Stacks of shaders could be also implemented as objects, so instead of binding shader programs to fixed stacks by glUseProgramObject() we may create a stack object, attach programs to it, and use by glUseGeometryStack(stack_handler) and glUseFragmentStack(stack_handler) like we use glUseProgramObject() today (stack_handler==0 means fixed functionality).
In addition, there could be also possibility to streamout data from stack directly to VRAM like in DirectX10 by setting streamout attribute in particular stack objects (that attribute could be directly a handler of vertex buffer for geometry shading stack or texture for fragment shading stack - if it is set to 0 data will be propagated to next stage in graphic pipeline).
The advantage here is that data are transmited after all stack operations w/o any API involvement that must be performed every iteration between shaders in DirectX10.
This schema has five big advantages:
-
single rendering pass gives more abilities to compute output rendering
-
reduces number of additional passes that need to be performed, so it reduces API overhead (and it is one of new OpenGL LM goals)
-
simplifies OpenGL interface: there is no more need for separate vertex shader functionality (and it is another goal of OpenGL LM)
-
since we operate on full geometry shaders from the begining we can operate not only on defined points (like in vertex shaders) but also on full primitivies during geometry setup
-
possibility to compute different/unrelated operations parallely in future if stack of shaders are objects, and there will be support for multipath rendering with synchonization (i.e. when there are 2 or more graphics cards or parallelism of GPUs will be exposed to software).

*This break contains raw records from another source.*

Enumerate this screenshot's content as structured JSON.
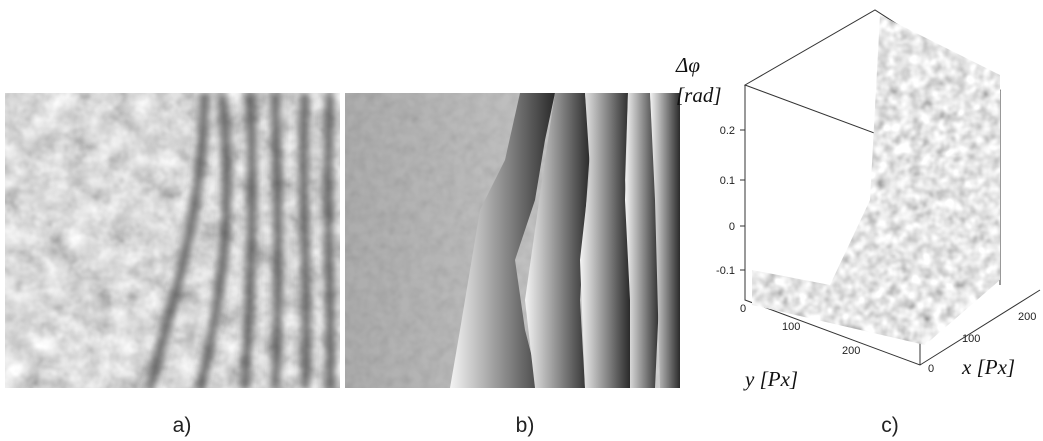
{
  "panels": [
    {
      "caption": "a)"
    },
    {
      "caption": "b)"
    },
    {
      "caption": "c)",
      "z_label": [
        "Δφ",
        "[rad]"
      ],
      "z_ticks": [
        "0.2",
        "0.1",
        "0",
        "-0.1"
      ],
      "y_label": "y  [Px]",
      "y_ticks": [
        "0",
        "100",
        "200"
      ],
      "x_label": "x  [Px]",
      "x_ticks": [
        "0",
        "100",
        "200"
      ]
    }
  ]
}
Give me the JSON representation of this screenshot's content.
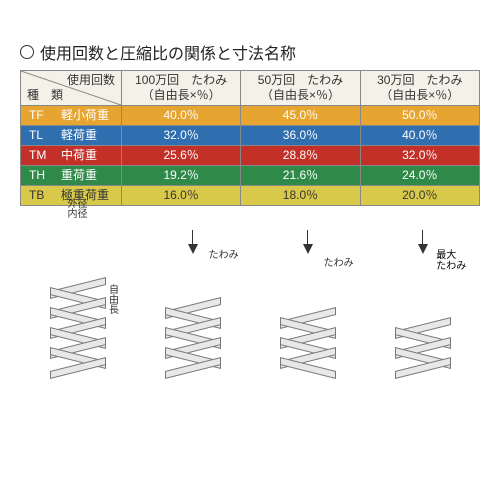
{
  "title": "使用回数と圧縮比の関係と寸法名称",
  "header": {
    "type_top": "使用回数",
    "type_bottom": "種　類",
    "col1_a": "100万回　たわみ",
    "col1_b": "（自由長×％）",
    "col2_a": "50万回　たわみ",
    "col2_b": "（自由長×％）",
    "col3_a": "30万回　たわみ",
    "col3_b": "（自由長×％）"
  },
  "rows": [
    {
      "code": "TF",
      "name": "軽小荷重",
      "v1": "40.0％",
      "v2": "45.0％",
      "v3": "50.0％",
      "bg": "#e6a530",
      "fg": "#ffffff"
    },
    {
      "code": "TL",
      "name": "軽荷重",
      "v1": "32.0％",
      "v2": "36.0％",
      "v3": "40.0％",
      "bg": "#2f6fb0",
      "fg": "#ffffff"
    },
    {
      "code": "TM",
      "name": "中荷重",
      "v1": "25.6％",
      "v2": "28.8％",
      "v3": "32.0％",
      "bg": "#c23028",
      "fg": "#ffffff"
    },
    {
      "code": "TH",
      "name": "重荷重",
      "v1": "19.2％",
      "v2": "21.6％",
      "v3": "24.0％",
      "bg": "#2f8a4a",
      "fg": "#ffffff"
    },
    {
      "code": "TB",
      "name": "極重荷重",
      "v1": "16.0％",
      "v2": "18.0％",
      "v3": "20.0％",
      "bg": "#d9c94a",
      "fg": "#333333"
    }
  ],
  "diagram_labels": {
    "outer_dia": "外径",
    "inner_dia": "内径",
    "free_len": "自由長",
    "deflection": "たわみ",
    "max_deflection_a": "最大",
    "max_deflection_b": "たわみ"
  },
  "spring_heights": {
    "d1_coils": 9,
    "d2_coils": 7,
    "d3_coils": 6,
    "d4_coils": 5
  }
}
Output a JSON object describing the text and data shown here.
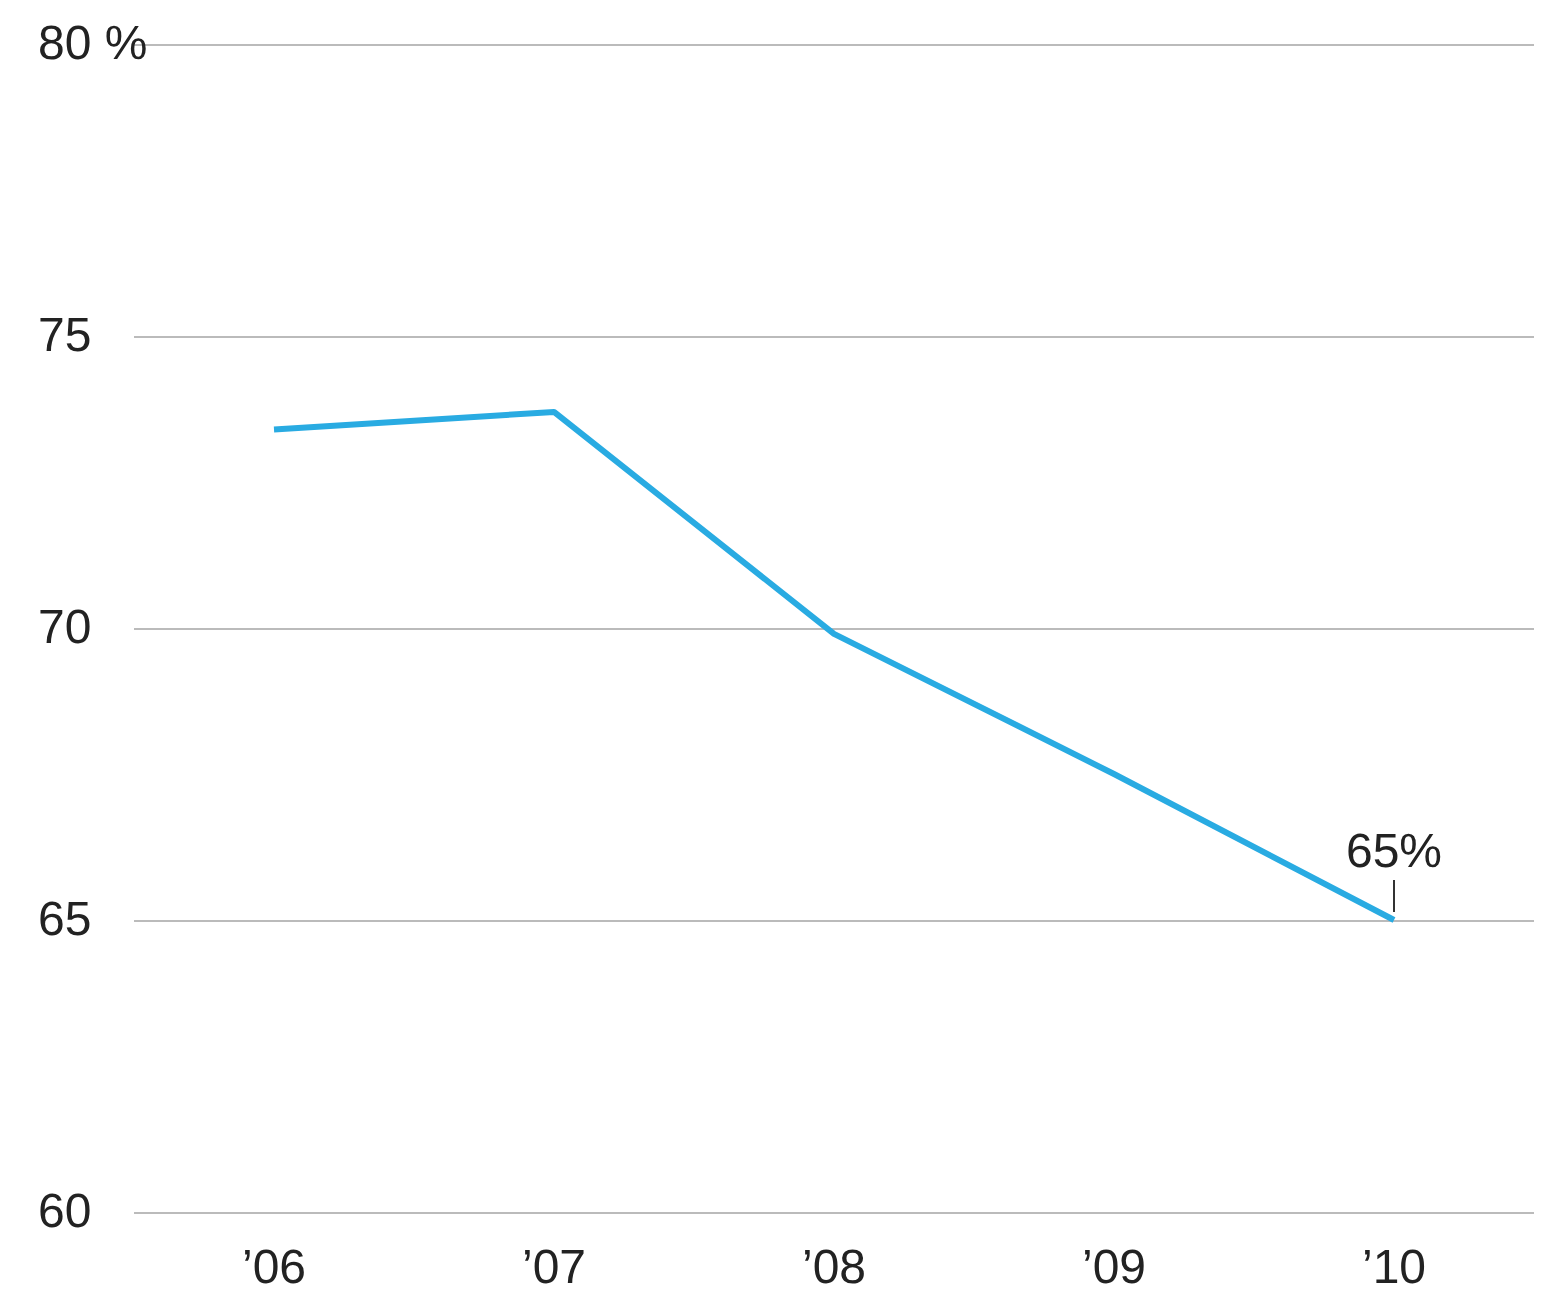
{
  "chart_data": {
    "type": "line",
    "categories": [
      "’06",
      "’07",
      "’08",
      "’09",
      "’10"
    ],
    "series": [
      {
        "color": "#29abe2",
        "values": [
          73.4,
          73.7,
          69.9,
          67.5,
          65
        ]
      }
    ],
    "ylim": [
      60,
      80
    ],
    "yticks": [
      60,
      65,
      70,
      75,
      {
        "value": 80,
        "label": "80 %"
      }
    ],
    "grid": "y",
    "line_style": "solid",
    "annotations": [
      {
        "text": "65%",
        "x": "’10",
        "y": 65
      }
    ]
  }
}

Use cases in geometry shaders are pretty obvious, but what with fragmet shaders?
There is also need for that, for example I was writing a complete hardware MPEG decoder based on OpenGL. The main disadvantage, that degrades performance and quality of rendering was lack of ability to quickly perform precomputations that are used for next fragment computation. Fast IDCT can be performed in two separate passes, that could be achieved very fast by joinig them in shader stack.
Also other multipass operations like blurring (one blur shader on few layers) or shadow blending comes to mind, and could be done in single pass with that approach.
Please consider these propositions in upcoming “Mt. Evans” OpenGL release. I think it can be huge improvement, especially compared to actual DirectX10 specification.
Cheers
Wojtek